I think it's particularly important to develop frameworks for what reasonable safety-benefits analyses would look like. This should be fairly straightforward for existing systems based on an inability to cause serious harms, and aside from AI race dynamics is likely to favor the benefits side. If nobody develops good frameworks for these decisions, then we'll be stuck with whatever companies put together in an attempt to justify the decisions that they want to make anyways.
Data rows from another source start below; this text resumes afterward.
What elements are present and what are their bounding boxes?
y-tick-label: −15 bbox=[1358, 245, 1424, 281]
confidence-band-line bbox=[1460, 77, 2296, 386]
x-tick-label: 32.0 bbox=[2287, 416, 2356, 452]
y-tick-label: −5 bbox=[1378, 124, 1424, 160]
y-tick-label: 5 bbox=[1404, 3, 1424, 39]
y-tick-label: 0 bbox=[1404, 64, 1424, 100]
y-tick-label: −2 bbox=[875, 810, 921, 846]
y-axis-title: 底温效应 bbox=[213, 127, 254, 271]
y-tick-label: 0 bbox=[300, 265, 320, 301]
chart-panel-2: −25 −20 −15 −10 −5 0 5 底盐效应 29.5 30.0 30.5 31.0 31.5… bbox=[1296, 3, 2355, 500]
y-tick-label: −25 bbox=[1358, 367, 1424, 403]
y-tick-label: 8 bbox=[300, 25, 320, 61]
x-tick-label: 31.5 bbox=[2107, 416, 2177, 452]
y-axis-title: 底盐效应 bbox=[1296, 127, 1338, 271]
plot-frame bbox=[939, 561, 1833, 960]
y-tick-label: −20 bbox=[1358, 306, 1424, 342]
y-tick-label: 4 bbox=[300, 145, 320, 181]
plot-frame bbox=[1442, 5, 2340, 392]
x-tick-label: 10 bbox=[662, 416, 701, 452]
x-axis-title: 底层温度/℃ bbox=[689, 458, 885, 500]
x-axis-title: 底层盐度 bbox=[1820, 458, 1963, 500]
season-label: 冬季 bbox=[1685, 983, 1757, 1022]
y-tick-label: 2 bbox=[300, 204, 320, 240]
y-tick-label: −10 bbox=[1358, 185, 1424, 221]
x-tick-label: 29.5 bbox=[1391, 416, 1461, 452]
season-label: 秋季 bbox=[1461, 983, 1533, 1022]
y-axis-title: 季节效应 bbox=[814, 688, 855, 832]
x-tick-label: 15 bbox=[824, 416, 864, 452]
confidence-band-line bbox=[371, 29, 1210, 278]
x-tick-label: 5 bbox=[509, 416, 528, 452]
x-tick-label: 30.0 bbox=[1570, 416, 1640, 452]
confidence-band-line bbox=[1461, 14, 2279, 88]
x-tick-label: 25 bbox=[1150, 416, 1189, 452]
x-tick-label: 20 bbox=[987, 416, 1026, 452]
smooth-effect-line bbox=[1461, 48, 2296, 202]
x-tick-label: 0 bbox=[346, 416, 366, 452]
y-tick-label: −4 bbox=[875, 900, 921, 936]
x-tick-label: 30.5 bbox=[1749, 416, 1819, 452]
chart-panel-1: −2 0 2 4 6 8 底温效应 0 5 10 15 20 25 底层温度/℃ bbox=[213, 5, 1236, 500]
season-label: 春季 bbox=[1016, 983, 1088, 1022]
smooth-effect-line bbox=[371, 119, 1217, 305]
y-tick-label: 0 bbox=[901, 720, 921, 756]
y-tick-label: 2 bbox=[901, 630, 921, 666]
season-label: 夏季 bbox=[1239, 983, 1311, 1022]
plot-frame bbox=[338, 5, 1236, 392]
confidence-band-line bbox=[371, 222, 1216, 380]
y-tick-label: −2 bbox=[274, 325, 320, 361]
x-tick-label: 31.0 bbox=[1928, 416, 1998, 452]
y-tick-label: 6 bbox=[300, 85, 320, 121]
For machine learning researchers and engineers, you also have a chance to build the kind of government capacity and civil society that could play a role in making sane high risk decisions. If all of the talent goes to the AGI labs, then no one else will be able to assess and understand the situation in order to be involved in decisions. Working at an AGI lab comes with both overt and subtle conflicts of interest. I would ask you to at least consider the alternatives before deciding to join an AGI lab, or consider switching to civil society after working in industry. I'm personally planning to be involved in building government or civil society capacity for my next career move, instead of just joining another lab and hoping for the best.
For those working at OpenAI, Anthropic, and other frontier AI labs, the question of how you will face these high risk decisions could soon leave the realm of abstract ethical theory and enter the realm of reality. You might not agree with the principles I’ve outlined here, there’s room for reasonable disagreement. Even if you don’t agree with my position or my actions, I implore you to reflect on your values and decide how you would face these situations. If you don’t reflect on your situation and act from your own moral compass, then you will be a passive participant, shepherded along until you cross the threshold beyond which it is too late to do anything at all.